# Preamble

This code and analyses were produced Jason Anastasopoulos (j.andronici@gmail.com)
and Anthony Bertelli for the paper "Understanding Delegation Through Machine Learning: A Method and Application to the EU" published in the *American Political Science Review*: 


https://www.cambridge.org/core/journals/american-political-science-review/article/understanding-delegation-through-machine-learning-a-method-and-application-to-the-european-union/1724F3ECFA1F0AABE3C7F8DA5C5D521B

Here we make predictions on parsed EU Directives and Regulations for the Member State

- Citation:
*Anastasopoulos, L. Jason, and Anthony M. Bertelli. "Understanding delegation through machine learning: A method and application to the European Union." American Political Science Review 114, no. 1 (2020): 291-301.*

## Pre-processing directive data for prediction

Parsed directives and regulations are saved on a local machine.

In [None]:
library(pacman)


# This loads and installs the packages you need at once
pacman::p_load(tm,SnowballC,foreign,plyr,twitteR,slam,foreign,wordcloud,LiblineaR,e1071, topicmodels,readr,
              caret,dplyr,xgboost,quanteda)

# Load the regulation data
directive_provisions_regs = "/Users/jason/Desktop/Provisions/regulation-articles.csv"
newprovisiondata_regs<-read.csv(directive_provisions_regs)

# Load the directive data

directive_provisions_dirs = "/Users/jason/Desktop/Provisions/directive-articles.csv"
newprovisiondata_dirs<-read.csv(directive_provisions_dirs)

#[1] "celex"    "fileyear" "day"      "month"    "year"     "article" 

newprovisiondata_dirs<-newprovisiondata_dirs[,1:6]
# Restrict from 1960 onward
newprovisiondata_dirs<-newprovisiondata_dirs[as.numeric(as.character(newprovisiondata_dirs$fileyear))>1960,]
newprovisiondata_dirs[,2]<-as.numeric(as.character(newprovisiondata_dirs[,2]))
newprovisiondata_dirs[,3]<-as.numeric(as.character(newprovisiondata_dirs[,3]))
newprovisiondata_dirs[,4]<-as.numeric(as.character(newprovisiondata_dirs[,4]))
newprovisiondata_dirs[,5]<-as.numeric(as.character(newprovisiondata_dirs[,5]))

# Combine these into one mega data frame

newprovisiondata<-bind_rows(newprovisiondata_regs,newprovisiondata_dirs)

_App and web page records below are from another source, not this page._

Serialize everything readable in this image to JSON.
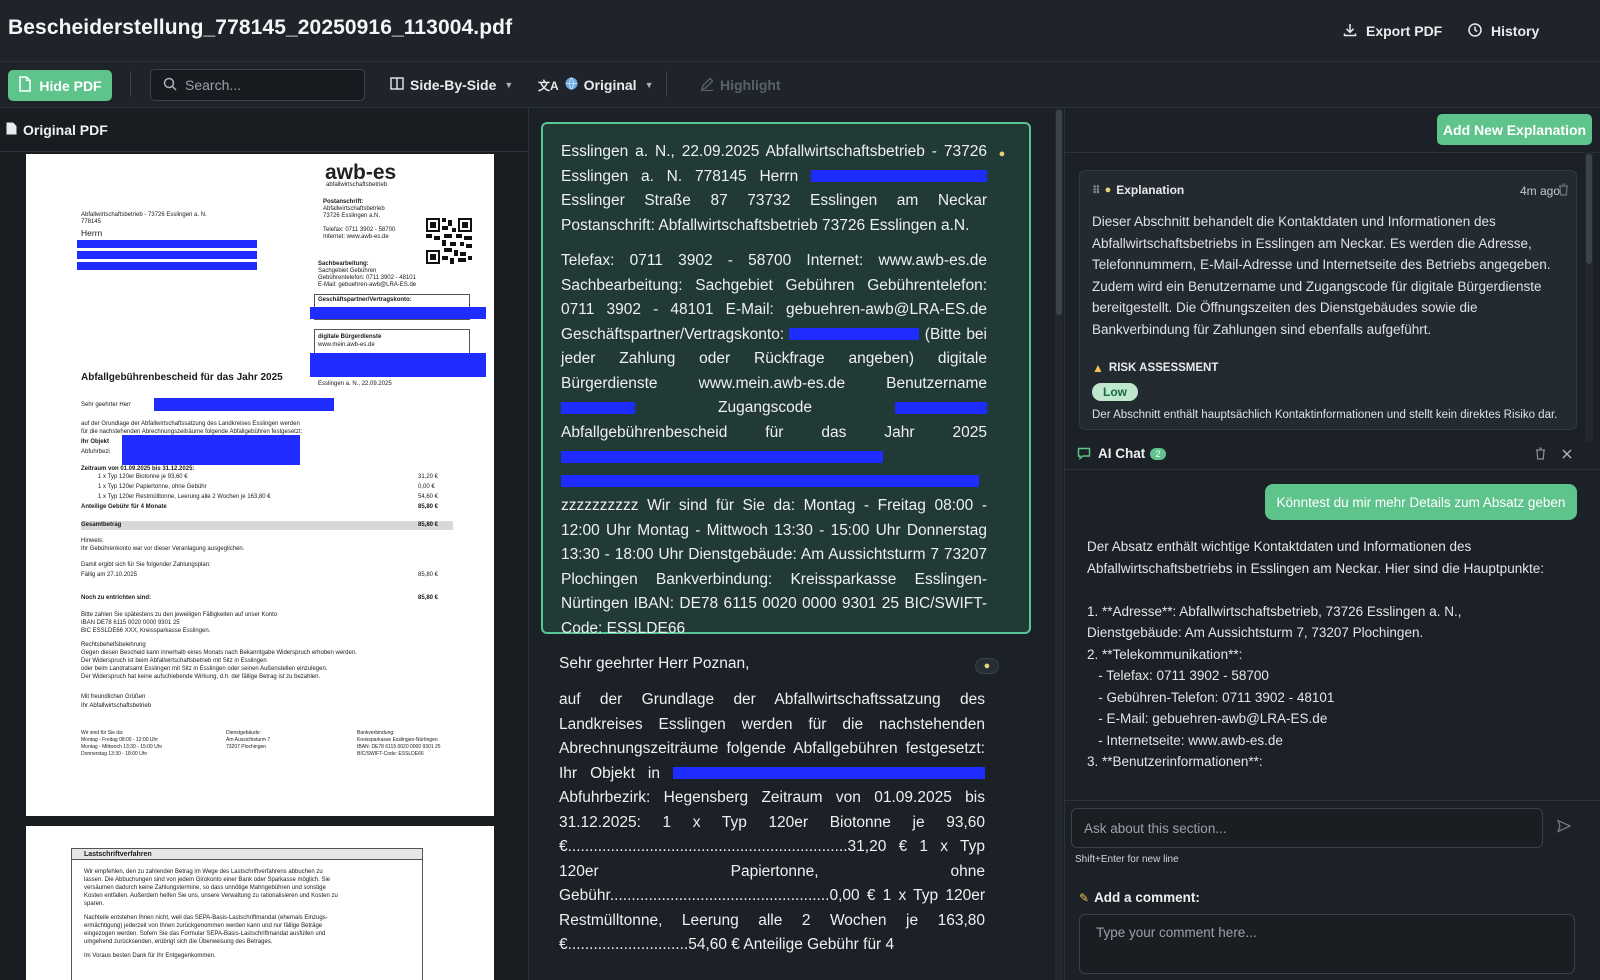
{
  "header": {
    "title": "Bescheiderstellung_778145_20250916_113004.pdf",
    "export_label": "Export PDF",
    "history_label": "History"
  },
  "toolbar": {
    "hide_pdf_label": "Hide PDF",
    "search_placeholder": "Search...",
    "view_mode_label": "Side-By-Side",
    "language_label": "Original",
    "highlight_label": "Highlight"
  },
  "left": {
    "header_label": "Original PDF",
    "page1": {
      "logo": "awb-es",
      "logo_sub": "abfallwirtschaftsbetrieb",
      "sender_line": "Abfallwirtschaftsbetrieb - 73726 Esslingen a. N.",
      "ref_number": "778145",
      "salutation_short": "Herrn",
      "postanschrift_label": "Postanschrift:",
      "postanschrift": [
        "Abfallwirtschaftsbetrieb",
        "73726 Esslingen a.N."
      ],
      "tel": "Telefax: 0711 3902 - 58700",
      "internet": "Internet: www.awb-es.de",
      "sachbearbeitung_label": "Sachbearbeitung:",
      "sachbearbeitung": [
        "Sachgebiet Gebühren",
        "Gebührentelefon: 0711 3902 - 48101",
        "E-Mail: gebuehren-awb@LRA-ES.de"
      ],
      "konto_label": "Geschäftspartner/Vertragskonto:",
      "buerger_label": "digitale Bürgerdienste",
      "buerger_url": "www.mein.awb-es.de",
      "date_line": "Esslingen a. N., 22.09.2025",
      "heading": "Abfallgebührenbescheid für das Jahr 2025",
      "greeting": "Sehr geehrter Herr",
      "intro1": "auf der Grundlage der Abfallwirtschaftssatzung des Landkreises Esslingen werden",
      "intro2": "für die nachstehenden Abrechnungszeiträume folgende Abfallgebühren festgesetzt:",
      "objekt": "Ihr Objekt",
      "bezirk": "Abfuhrbezi",
      "zeitraum": "Zeitraum von 01.09.2025 bis 31.12.2025:",
      "items": [
        {
          "label": "1 x Typ 120er Biotonne je 93,60 €",
          "amount": "31,20  €"
        },
        {
          "label": "1 x Typ 120er Papiertonne, ohne Gebühr",
          "amount": "0,00  €"
        },
        {
          "label": "1 x Typ 120er Restmülltonne, Leerung alle 2 Wochen je 163,80 €",
          "amount": "54,60  €"
        }
      ],
      "anteilig": {
        "label": "Anteilige Gebühr für 4 Monate",
        "amount": "85,80  €"
      },
      "gesamt": {
        "label": "Gesamtbetrag",
        "amount": "85,80  €"
      },
      "hinweis_label": "Hinweis:",
      "hinweis": "Ihr Gebührenkonto war vor dieser Veranlagung ausgeglichen.",
      "zahlungsplan": "Damit ergibt sich für Sie folgender Zahlungsplan:",
      "faellig": {
        "label": "Fällig am 27.10.2025",
        "amount": "85,80  €"
      },
      "noch": {
        "label": "Noch zu entrichten sind:",
        "amount": "85,80  €"
      },
      "bank": [
        "Bitte zahlen Sie spätestens zu den jeweiligen Fälligkeiten auf unser Konto",
        "IBAN DE78 6115 0020 0000 9301 25",
        "BIC ESSLDE66 XXX, Kreissparkasse Esslingen."
      ],
      "rechtsbehelf_label": "Rechtsbehelfsbelehrung",
      "rechtsbehelf": [
        "Gegen diesen Bescheid kann innerhalb eines Monats nach Bekanntgabe Widerspruch erhoben werden.",
        "Der Widerspruch ist beim Abfallwirtschaftsbetrieb mit Sitz in Esslingen",
        "oder beim Landratsamt Esslingen mit Sitz in Esslingen oder seinen Außenstellen einzulegen.",
        "Der Widerspruch hat keine aufschiebende Wirkung, d.h. der fällige Betrag ist zu bezahlen."
      ],
      "closing": [
        "Mit freundlichen Grüßen",
        "Ihr Abfallwirtschaftsbetrieb"
      ],
      "footer_hours": [
        "Wir sind für Sie da:",
        "Montag - Freitag    08:00 - 12:00 Uhr",
        "Montag - Mittwoch   13:30 - 15:00 Uhr",
        "Donnerstag          13:30 - 18:00 Uhr"
      ],
      "footer_building": [
        "Dienstgebäude:",
        "Am Aussichtsturm 7",
        "73207 Plochingen"
      ],
      "footer_bank": [
        "Bankverbindung:",
        "Kreissparkasse Esslingen-Nürtingen",
        "IBAN: DE78 6115 0020 0000 9301 25",
        "BIC/SWIFT-Code: ESSLDE66"
      ]
    },
    "page2": {
      "heading": "Lastschriftverfahren",
      "p1": [
        "Wir empfehlen, den zu zahlenden Betrag im Wege des Lastschriftverfahrens abbuchen zu",
        "lassen. Die Abbuchungen sind von jedem Girokonto einer Bank oder Sparkasse möglich. Sie",
        "versäumen dadurch keine Zahlungstermine, so dass unnötige Mahngebühren und sonstige",
        "Kosten entfallen. Außerdem helfen Sie uns, unsere Verwaltung zu rationalisieren und Kosten zu",
        "sparen."
      ],
      "p2": [
        "Nachteile entstehen Ihnen nicht, weil das SEPA-Basis-Lastschriftmandat (ehemals Einzugs-",
        "ermächtigung) jederzeit von Ihnen zurückgenommen werden kann und nur fällige Beträge",
        "eingezogen werden. Sofern Sie das Formular SEPA-Basis-Lastschriftmandat ausfüllen und",
        "umgehend zurücksenden, erübrigt sich die Überweisung des Betrages."
      ],
      "p3": "Im Voraus besten Dank für Ihr Entgegenkommen."
    }
  },
  "middle": {
    "para1_segments": [
      "Esslingen a. N., 22.09.2025 Abfallwirtschaftsbetrieb - 73726 Esslingen a. N. 778145 Herrn ",
      " Esslinger Straße 87 73732 Esslingen am Neckar Postanschrift: Abfallwirtschaftsbetrieb 73726 Esslingen a.N.",
      "Telefax: 0711 3902 - 58700 Internet: www.awb-es.de Sachbearbeitung: Sachgebiet Gebühren Gebührentelefon: 0711 3902 - 48101 E-Mail: gebuehren-awb@LRA-ES.de Geschäftspartner/Vertragskonto: ",
      " (Bitte bei jeder Zahlung oder Rückfrage angeben) digitale Bürgerdienste www.mein.awb-es.de Benutzername ",
      " Zugangscode ",
      "Abfallgebührenbescheid für das Jahr 2025 ",
      " zzzzzzzzzz Wir sind für Sie da: Montag - Freitag 08:00 - 12:00 Uhr Montag - Mittwoch 13:30 - 15:00 Uhr Donnerstag 13:30 - 18:00 Uhr Dienstgebäude: Am Aussichtsturm 7 73207 Plochingen Bankverbindung: Kreissparkasse Esslingen-Nürtingen IBAN: DE78 6115 0020 0000 9301 25 BIC/SWIFT-Code: ESSLDE66"
    ],
    "para2_greeting": "Sehr geehrter Herr Poznan,",
    "para2_segments": [
      "auf der Grundlage der Abfallwirtschaftssatzung des Landkreises Esslingen werden für die nachstehenden Abrechnungszeiträume folgende Abfallgebühren festgesetzt: Ihr Objekt in ",
      " Abfuhrbezirk: Hegensberg Zeitraum von 01.09.2025 bis 31.12.2025: 1 x Typ 120er Biotonne je 93,60 €.................................................................31,20 € 1 x Typ 120er Papiertonne, ohne Gebühr...................................................0,00 € 1 x Typ 120er Restmülltonne, Leerung alle 2 Wochen je 163,80 €............................54,60 € Anteilige Gebühr für 4"
    ]
  },
  "right": {
    "add_explanation_label": "Add New Explanation",
    "explanation": {
      "label": "Explanation",
      "time": "4m ago",
      "text": "Dieser Abschnitt behandelt die Kontaktdaten und Informationen des Abfallwirtschaftsbetriebs in Esslingen am Neckar. Es werden die Adresse, Telefonnummern, E-Mail-Adresse und Internetseite des Betriebs angegeben. Zudem wird ein Benutzername und Zugangscode für digitale Bürgerdienste bereitgestellt. Die Öffnungszeiten des Dienstgebäudes sowie die Bankverbindung für Zahlungen sind ebenfalls aufgeführt.",
      "risk_label": "RISK ASSESSMENT",
      "risk_level": "Low",
      "risk_text": "Der Abschnitt enthält hauptsächlich Kontaktinformationen und stellt kein direktes Risiko dar."
    },
    "chat": {
      "title": "AI Chat",
      "count": "2",
      "user_message": "Könntest du mir mehr Details zum Absatz geben",
      "ai_message": "Der Absatz enthält wichtige Kontaktdaten und Informationen des Abfallwirtschaftsbetriebs in Esslingen am Neckar. Hier sind die Hauptpunkte:\n\n1. **Adresse**: Abfallwirtschaftsbetrieb, 73726 Esslingen a. N., Dienstgebäude: Am Aussichtsturm 7, 73207 Plochingen.\n2. **Telekommunikation**:\n   - Telefax: 0711 3902 - 58700\n   - Gebühren-Telefon: 0711 3902 - 48101\n   - E-Mail: gebuehren-awb@LRA-ES.de\n   - Internetseite: www.awb-es.de\n3. **Benutzerinformationen**:",
      "input_placeholder": "Ask about this section...",
      "hint": "Shift+Enter for new line"
    },
    "comment": {
      "label": "Add a comment:",
      "placeholder": "Type your comment here..."
    }
  },
  "colors": {
    "accent": "#5ec48c",
    "background": "#1c2127",
    "highlight_para": "#223a35",
    "redaction": "#1f2cff"
  }
}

# Save the year, month and celex, but get rid of the text
newprovision.year = newprovisiondata$fileyear
newprovision.celex = newprovisiondata$celex
newprovisiondata.month = newprovisiondata$month

rawtext = newprovisiondata$article

## Process the text data
# Preprocess the text

# Now we have to put the training data and classification data into one matrix

cleancorpus.predict<-corpus(rawtext)

token.dirty  = tokens(cleancorpus.predict,ngrams = 1:2)
token.clean = tokens_select(token.dirty, 
                            c("/","@", "\\|","#","http","https" ,".com","$", " g "),
                            selection ="remove")


dtm.predict <- dfm(token.clean, remove = stopwords("english"), 
                   remove_punct = TRUE,stem = TRUE)

# Remove the big files for memory concerns
rm(newprovisiondata_regs,newprovisiondata_dirs,provisiontext.predict,cleancorpus.predict,newprovisiondata)


## Predictions for constraint classifiers

In [None]:
final.delegation.data = data.frame(newprovision.celex,newprovisiondata.month,newprovision.year)

classifier.list = list.files("~/Dropbox/Research/Papers/Delegation-ML-Project/Dataverse Files copy/Pipeline/Trained_Classifiers_MS")

science = c() # We're going to fill this with file paths.

for(i in 1:length(classifier.list)){
  science[i] = paste("~/Dropbox/Research/Papers/Delegation-ML-Project/Dataverse Files copy/Pipeline/Trained_Classifiers_MS/",
                     classifier.list[i],sep = "")
}

colnames.classifiers = c()

# Generate predictions for each of the constraint classifiers, save the predictions in a big ass file
for(i in 1:length(science)){
  load(science[i])
  print(science[i])

  # First step is to match the columns to subset
  colnames<-colnames(trainX)
  fullnames<-dtm.predict@Dimnames$features
  indexno<-c()

  for(j in 1:length(colnames)){
    tempname = colnames[j]
    indexnum = which(tempname == fullnames)
    indexno = c(indexno, indexnum)
  }


  dtm_mat_class<-dtm.predict[,indexno]

  # Make predictions
  constraint.probs <- as.vector(predict(xgb1,dtm_mat_class))
  constraint.predictions <- ifelse(constraint.probs > 0.5,1,0)
  
  final.delegation.data = data.frame(final.delegation.data, constraint.probs,constraint.predictions)
  colnames.classifiers = c(colnames.classifiers,
                           paste(constrainttype,".probs", sep = ""), 
                          paste(constrainttype,".preds", sep =""))
  #rm(science[i])
}

names(final.delegation.data)[4:dim(final.delegation.data)[2]]<-colnames.classifiers


## Predictions for delegation classifier

In [None]:
##########################################################################################################################
##########################################################################################################################
##########################################################################################################################
################################ Delegation Classifier  ##################################################################
##########################################################################################################################
##########################################################################################################################
##########################################################################################################################
##########################################################################################################################

load("~/Dropbox/Research/Papers/Delegation-ML-Project/Dataverse Files copy/Pipeline/Trained_Classifiers_MS/delegation-ms.RData")

# First step is to match the columns to subset
colnames<-colnames(trainX)
fullnames<-dtm.predict@Dimnames$features
indexno<-c()

for(j in 1:length(colnames)){
  tempname = colnames[j]
  indexnum = which(tempname == fullnames)
  indexno = c(indexno, indexnum)
}


dtm_mat_class<-dtm.predict[,indexno]

# Make predictions
delegation.probs <- as.vector(predict(xgb1,dtm_mat_class))
delegation.predictions <- ifelse(delegation.probs > 0.5,1,0)


final.delegation.data = data.frame(final.delegation.data, delegation.probs,delegation.predictions,rawtext)


write.csv(final.delegation.data,
"~/Dropbox/Research/Papers/Delegation-ML-Project/Dataverse Files copy/Pipeline/Disaggregated-Predictions/disaggregated-ms-predictions.csv")